Why do we even care if one arbitrarily chosen team scores more points or goals or whatever than another arbitrarily chosen team? Why do our moods and sometimes our entire lives hinge on these sporting results which, if they go the wrong way, can provoke us into immediate and insane violence? There is absolutely nothing depending on the outcome of these contests or even if these contests occur (we all seemed to survive the recent NHL lockout). And yet, even I am not immune. One of the greatest days of my life (falling just behind the birth of my children) came many years ago when my football team scored an upset one point victory against a rival much more highly fancied team. I lost my voice and nearly exploded with excitement when the siren went. Why? As Bear Grylls said, “If you have to ask, you will never understand” (Mud, Sweat and Tears).
When I think about it objectively I really can’t explain it. I know, deep down, that it doesn’t matter but I still can’t help feeling devastated when things go wrong and gloat mercilessly when they go right. I assume it is some kind of tribalism, some kind of group bonding pitting my group against your group. I felt the same thing while playing. Suddenly guys you wouldn’t give the time of day to if you met them on the street were your best mates, to be defended and supported to the death. Bizarre, but it generated an incredible sense of camaraderie, in supporters as well as players, which just wouldn’t exist if you didn’t have a common enemy.
Many people denigrate sport because it generates a primitive tribal aggression amongst its adherents. And they would be right. Most sports are, after all, played by males. However, isn’t this kind of ritual aggression better than the real thing?

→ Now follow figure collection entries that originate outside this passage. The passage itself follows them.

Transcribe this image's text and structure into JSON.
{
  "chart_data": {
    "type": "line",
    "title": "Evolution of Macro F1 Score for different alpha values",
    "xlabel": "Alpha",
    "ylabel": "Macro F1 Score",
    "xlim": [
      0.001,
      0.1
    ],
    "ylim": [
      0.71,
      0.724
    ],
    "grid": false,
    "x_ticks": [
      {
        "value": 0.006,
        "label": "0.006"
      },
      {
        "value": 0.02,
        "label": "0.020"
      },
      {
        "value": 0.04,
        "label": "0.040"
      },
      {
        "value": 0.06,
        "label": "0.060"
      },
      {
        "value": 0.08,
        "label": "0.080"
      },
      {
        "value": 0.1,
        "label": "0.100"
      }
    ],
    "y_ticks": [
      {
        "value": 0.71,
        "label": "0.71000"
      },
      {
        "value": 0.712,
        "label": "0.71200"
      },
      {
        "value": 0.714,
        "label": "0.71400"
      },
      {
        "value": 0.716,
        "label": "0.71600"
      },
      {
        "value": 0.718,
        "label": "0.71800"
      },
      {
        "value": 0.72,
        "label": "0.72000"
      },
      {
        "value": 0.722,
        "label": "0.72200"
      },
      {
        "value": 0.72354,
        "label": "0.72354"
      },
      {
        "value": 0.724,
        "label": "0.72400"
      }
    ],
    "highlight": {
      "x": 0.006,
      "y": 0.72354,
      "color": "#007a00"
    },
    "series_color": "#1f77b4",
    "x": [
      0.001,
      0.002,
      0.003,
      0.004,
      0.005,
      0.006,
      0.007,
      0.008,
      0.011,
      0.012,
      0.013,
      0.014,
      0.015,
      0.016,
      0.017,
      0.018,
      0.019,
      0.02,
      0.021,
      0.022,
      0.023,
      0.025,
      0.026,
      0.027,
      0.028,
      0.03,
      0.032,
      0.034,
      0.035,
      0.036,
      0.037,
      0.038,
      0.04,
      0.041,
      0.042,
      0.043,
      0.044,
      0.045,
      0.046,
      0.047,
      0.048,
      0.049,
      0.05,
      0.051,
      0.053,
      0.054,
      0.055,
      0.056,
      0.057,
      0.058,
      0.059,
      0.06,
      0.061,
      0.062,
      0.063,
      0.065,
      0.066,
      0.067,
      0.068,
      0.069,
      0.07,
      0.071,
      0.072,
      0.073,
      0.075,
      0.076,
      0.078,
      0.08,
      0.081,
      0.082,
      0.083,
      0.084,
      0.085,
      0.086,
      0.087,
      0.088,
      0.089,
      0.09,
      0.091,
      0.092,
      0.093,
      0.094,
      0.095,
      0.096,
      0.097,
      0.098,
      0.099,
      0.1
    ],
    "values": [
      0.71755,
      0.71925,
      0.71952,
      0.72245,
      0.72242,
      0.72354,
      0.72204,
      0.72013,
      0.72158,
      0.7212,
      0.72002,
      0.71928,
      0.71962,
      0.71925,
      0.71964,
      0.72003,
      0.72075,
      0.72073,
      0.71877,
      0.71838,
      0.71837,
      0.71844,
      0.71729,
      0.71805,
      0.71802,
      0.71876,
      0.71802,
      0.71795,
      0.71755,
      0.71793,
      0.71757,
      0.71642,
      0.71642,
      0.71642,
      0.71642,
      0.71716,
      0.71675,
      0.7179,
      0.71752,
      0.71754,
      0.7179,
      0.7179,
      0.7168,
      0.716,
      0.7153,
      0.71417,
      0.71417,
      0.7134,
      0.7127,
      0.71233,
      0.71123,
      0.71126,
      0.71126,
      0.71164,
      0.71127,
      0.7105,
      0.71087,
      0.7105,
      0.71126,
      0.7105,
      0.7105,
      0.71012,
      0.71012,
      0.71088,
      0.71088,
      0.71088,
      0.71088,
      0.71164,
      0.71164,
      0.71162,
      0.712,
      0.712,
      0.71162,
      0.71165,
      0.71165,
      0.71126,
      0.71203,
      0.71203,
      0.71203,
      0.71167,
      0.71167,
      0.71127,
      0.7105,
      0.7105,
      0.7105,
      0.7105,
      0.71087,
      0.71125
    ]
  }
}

In this day and age when, thankfully, fewer and fewer of us are called upon to go to war to defend our tribe all those evolutionarily hard wired traits are still there, and they need some kind of outlet. If men cannot indulge in the whimsy of sport then all that testosterone will spill onto the streets outside pubs after closing time.
Until the last of my testosterone leaks out of my testicles I will continue to convince myself that the support of my football club is essential to the existence of the world and that nothing could be better than to defeat the hated enemy. Go Blues!!
Dr. F. Bunny
All that whingeing about the weather must have worked. We just had an entire month’s rainfall in two days. At least the water tanks are full.